Reverse osmosis takes away contaminants from impure water with the help of a semipermeable barrier. Water will flow from a more concentrated area to a less concentrated area to supply clean water through osmosis.

A semipermeable barrier is composed of tiny pores that barricade contaminants yet still allowing water to pass through. In reverse osmosis, contaminants cannot enter the less concentrated part of the semipermeable membrane.

How Does It Work?

Reverse osmosis eliminates chlorine and sediment using a pre-filter before pushing water via a barrier to remove disintegrated solids.

After the water leaves the RO barrier, it goes through another filter to purify water before entering a faucet. RO systems undergo different stages depending on how many filters it comprises.

When water enters the system, it undergoes prefiltration, including a sediment and carbon filter to get rid of chlorine and sediment that could obstruct or impair the RO barrier. Then, water passes through the RO barrier, where microscopic particles are removed.

After the filtration process, water goes through the tank, and it is stored there until needed. Note that an RO system continually filters water unless full. Once you open the faucet, water leaves the tank and passes through another filter to make sure the water is safe and clean.

What are the Benefits of Reverse Osmosis?

An RO system is an extensive process of filtration.
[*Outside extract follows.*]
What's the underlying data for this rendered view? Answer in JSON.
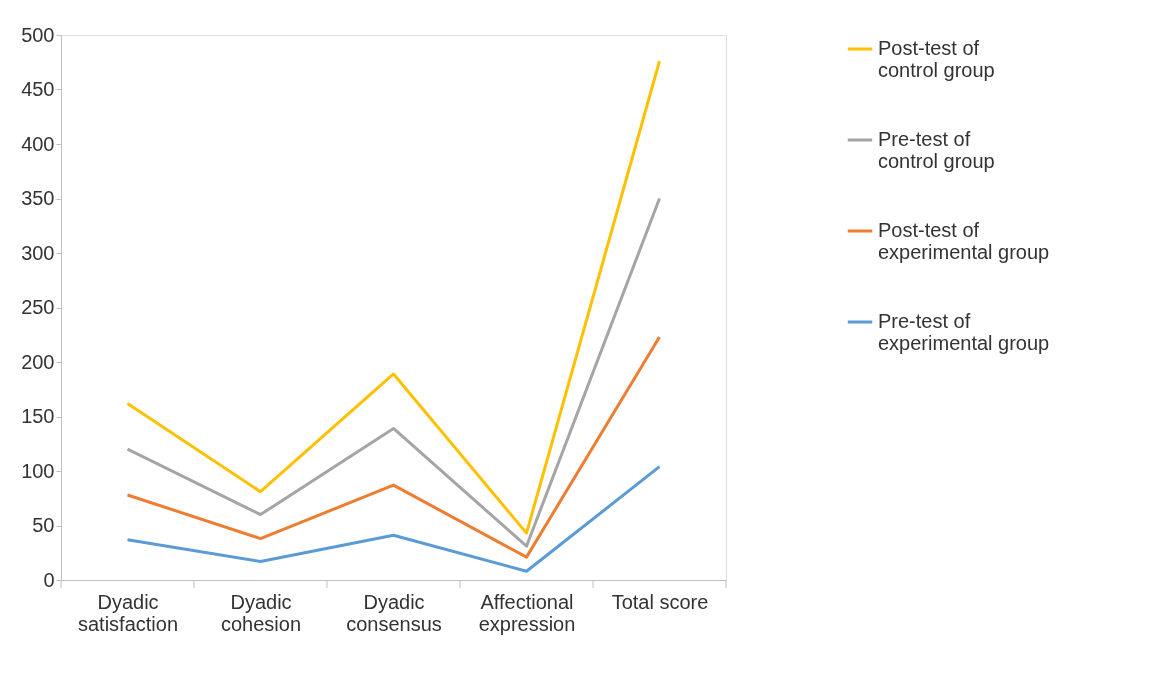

Why? That is because it gets rid of 98% dissolved solids, making water safe and healthy to drink. Unlike the RO method, using a distiller is less efficient even though it reduces TDS (Total Dissolved Solids).

Below are the benefits of Reverse Osmosis:

  • Reduces dissolved contaminants
  • Reduces sodium content
  • Eliminates odors and unpleasant tastes
  • Environment friendly
  • Easy to set up and maintain
  • Fits under a kitchen sink

With an RO system, your family is safe from drinking contaminated water.